I hadn’t considered that. Thank you — that’s something to look into.
アイ・ハドント・コンシダード・ザット
そこは考えていませんでした。ありがとうございます、検討すべき点ですね。
💡 反論できないときの最善手。素直に受け取るほうが評価される場面は多い。

自分が質問する側になったとき
授業やセミナーで質問できるかどうかは、そのまま存在感につながります。日本語でもそうですが、英語だとさらに一歩踏み出しにくい。ここでも型を持っておくと、内容が普通の質問でも堂々と聞けます。
英語の質問には作法があり、質問の前に一言添えるのが一般的です。発表への感謝や、どの部分についての質問かを先に示してから本題に入ります。いきなり質問をぶつけると、内容が同じでも攻撃的に響くことがあります。
Thank you for the talk. I have a question about your second slide.
サンキュー・フォー・ザ・トーク
発表ありがとうございました。2枚目のスライドについて質問があります。
💡 定番の入り方。どこについての質問かを先に言うと、相手が該当箇所を思い出せる。
I was wondering how you decided on the sample size.
アイ・ワズ・ワンダリング・ハウ・ユー・ディサイデッド・オン
サンプルサイズをどう決めたのか気になりました。
💡 I was wondering … は最も柔らかい質問の形。詰問に聞こえない。
Could you elaborate on the last point?
クッド・ユー・エラボレイト・オン・ザ・ラスト・ポイント
最後の点をもう少し詳しく説明していただけますか。
💡 elaborate は「詳述する」。聞き取れなかったときにも、この形なら理由を明かさずに済む。
Just a quick follow-up on that — does the same apply to …?
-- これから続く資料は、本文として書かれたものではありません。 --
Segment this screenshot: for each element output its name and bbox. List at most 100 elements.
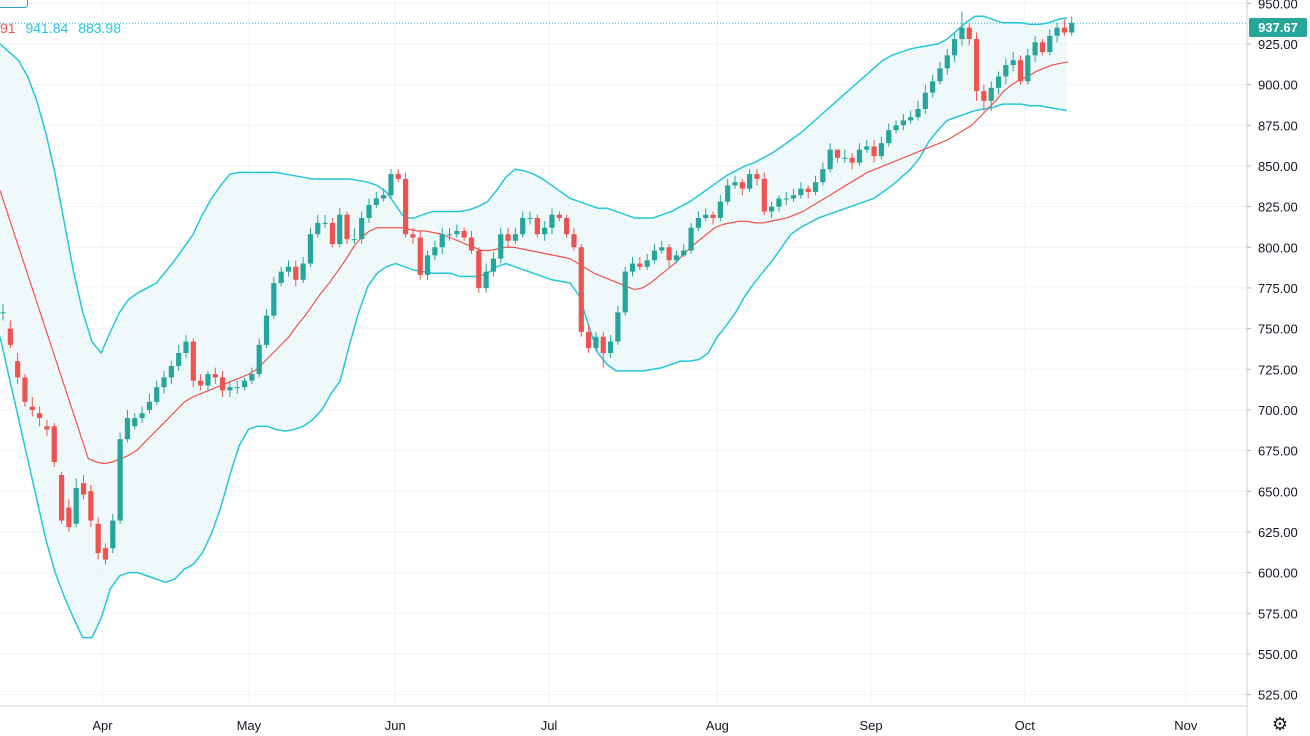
candle-body bbox=[871, 146, 877, 157]
y-tick-label: 625.00 bbox=[1258, 525, 1298, 540]
candle-body bbox=[176, 353, 182, 367]
candle-body bbox=[944, 55, 950, 69]
candle-body bbox=[959, 27, 965, 40]
candle-body bbox=[359, 217, 365, 240]
y-tick-label: 600.00 bbox=[1258, 566, 1298, 581]
x-tick-label: Oct bbox=[1015, 718, 1036, 733]
candle-body bbox=[249, 374, 255, 381]
candle-body bbox=[512, 234, 518, 241]
candle-body bbox=[29, 406, 35, 410]
candle-body bbox=[285, 266, 292, 272]
candle-body bbox=[1054, 27, 1060, 36]
y-tick-label: 950.00 bbox=[1258, 0, 1298, 11]
candle-body bbox=[498, 234, 504, 259]
candle-body bbox=[373, 198, 379, 205]
candle-body bbox=[241, 380, 248, 388]
candle-body bbox=[878, 143, 884, 157]
candle-body bbox=[973, 39, 980, 92]
candle-body bbox=[688, 227, 694, 251]
candle-body bbox=[622, 271, 628, 313]
candle-body bbox=[1047, 35, 1053, 53]
candle-body bbox=[0, 312, 6, 314]
candle-body bbox=[461, 230, 467, 238]
candle-body bbox=[446, 234, 453, 236]
x-tick-label: Aug bbox=[706, 718, 729, 733]
candle-body bbox=[88, 491, 94, 521]
candle-body bbox=[666, 247, 672, 261]
candle-body bbox=[256, 344, 262, 375]
candle-body bbox=[44, 426, 50, 430]
bollinger-upper-line bbox=[0, 15, 1067, 355]
candle-body bbox=[432, 247, 438, 256]
candle-body bbox=[315, 222, 321, 235]
candle-body bbox=[307, 234, 314, 264]
candle-body bbox=[571, 234, 577, 248]
candle-body bbox=[139, 413, 145, 419]
candle-body bbox=[834, 149, 841, 158]
symbol-chip[interactable] bbox=[0, 0, 28, 8]
x-tick-label: May bbox=[237, 718, 262, 733]
y-tick-label: 725.00 bbox=[1258, 362, 1298, 377]
candle-body bbox=[659, 247, 665, 251]
candle-body bbox=[410, 234, 416, 238]
candle-body bbox=[351, 239, 357, 241]
candle-body bbox=[586, 331, 592, 349]
x-tick-label: Sep bbox=[860, 718, 883, 733]
x-tick-label: Jul bbox=[541, 718, 558, 733]
candle-body bbox=[80, 483, 87, 495]
candle-body bbox=[798, 188, 804, 196]
candle-body bbox=[300, 263, 306, 280]
candle-body bbox=[805, 188, 811, 192]
candle-body bbox=[703, 214, 709, 218]
candle-body bbox=[1069, 22, 1075, 33]
y-tick-label: 875.00 bbox=[1258, 118, 1298, 133]
candle-body bbox=[725, 185, 731, 202]
candle-body bbox=[1039, 42, 1046, 53]
candle-body bbox=[190, 341, 196, 381]
candle-body bbox=[607, 341, 614, 353]
y-tick-label: 575.00 bbox=[1258, 606, 1298, 621]
gear-icon[interactable]: ⚙ bbox=[1271, 714, 1289, 734]
candle-body bbox=[520, 217, 526, 235]
candle-body bbox=[51, 426, 57, 462]
candle-body bbox=[717, 201, 723, 218]
candle-body bbox=[908, 117, 914, 121]
candle-body bbox=[293, 266, 299, 280]
candle-body bbox=[534, 217, 540, 235]
y-tick-label: 750.00 bbox=[1258, 322, 1298, 337]
candle-body bbox=[366, 204, 372, 218]
candle-body bbox=[344, 214, 350, 240]
y-tick-label: 825.00 bbox=[1258, 200, 1298, 215]
candle-body bbox=[132, 418, 138, 427]
candle-body bbox=[629, 263, 636, 272]
candle-body bbox=[234, 387, 240, 389]
candle-body bbox=[864, 146, 870, 150]
y-tick-label: 925.00 bbox=[1258, 37, 1298, 52]
candle-body bbox=[66, 507, 72, 528]
candle-body bbox=[637, 263, 643, 267]
candle-body bbox=[168, 366, 174, 378]
candle-body bbox=[183, 341, 189, 353]
candle-body bbox=[154, 387, 160, 402]
candle-body bbox=[490, 258, 497, 272]
candle-body bbox=[754, 174, 760, 179]
candle-body bbox=[673, 255, 680, 261]
y-tick-label: 550.00 bbox=[1258, 647, 1298, 662]
candle-body bbox=[205, 374, 211, 386]
candle-body bbox=[454, 230, 460, 235]
bollinger-basis-line bbox=[0, 61, 1069, 465]
candle-body bbox=[417, 237, 423, 275]
candle-body bbox=[117, 439, 123, 521]
x-tick-label: Nov bbox=[1174, 718, 1198, 733]
candle-body bbox=[995, 76, 1002, 88]
legend-upper-value: 941.84 bbox=[25, 20, 69, 36]
candle-body bbox=[483, 271, 489, 288]
candle-body bbox=[110, 520, 116, 549]
candle-body bbox=[812, 182, 819, 192]
candle-body bbox=[556, 214, 562, 218]
candle-body bbox=[695, 217, 701, 228]
candle-body bbox=[732, 182, 738, 186]
y-tick-label: 525.00 bbox=[1258, 688, 1298, 703]
candle-body bbox=[937, 68, 943, 82]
ジャスト・ア・クイック・フォローアップ・オン・ザット
関連して1点だけ。同じことは〜にも当てはまりますか。
💡 他の人の質問に続けて聞くとき。quick を入れて時間を取らない意思を示す。
🧠 ミニクイズ:この場面、どう切り抜ける?
Q1. 質問の最後の部分だけが聞き取れなかった。
Q2. 答えを知らない質問が来た。ごまかしたくない。
Q3. 答えを考える数秒がほしい。沈黙は避けたい。
Q4. 「サンプル数が少なすぎる」と厳しく指摘された。
Q5. 他の人の質問に関連して、自分も一言聞きたい。
※ 見出しをタップすると続きが開きます。
まとめ
- 質疑応答は「聞き取る → 間を作る → 答える」の3段に分解できる
- 崩れる原因のほとんどは第1段。推測で答えるより、聞き返すほうが印象がいい
- 質問を自分の言葉で言い直して確認すると、誤解を防ぎつつ数秒稼げる
- 答えられないときは「範囲外」「確認が必要」と表現し、後で答えると約束する
- 厳しい指摘は、認める部分と主張する部分を分けて返す
質疑応答が怖いのは、準備できない時間だと思っているからです。実際には、聞き返し方・間の作り方・答えられないときの言い方は、発表原稿と同じように事前に準備できます。むしろ発表本体より先に用意しておくべきなのがこの部分です。次の発表では、So, if I understand correctly, you’re asking whether … の一文だけでも口に入れて臨んでみてください。この一文があるだけで、聞き取れなかった質問が「終わり」ではなくなります。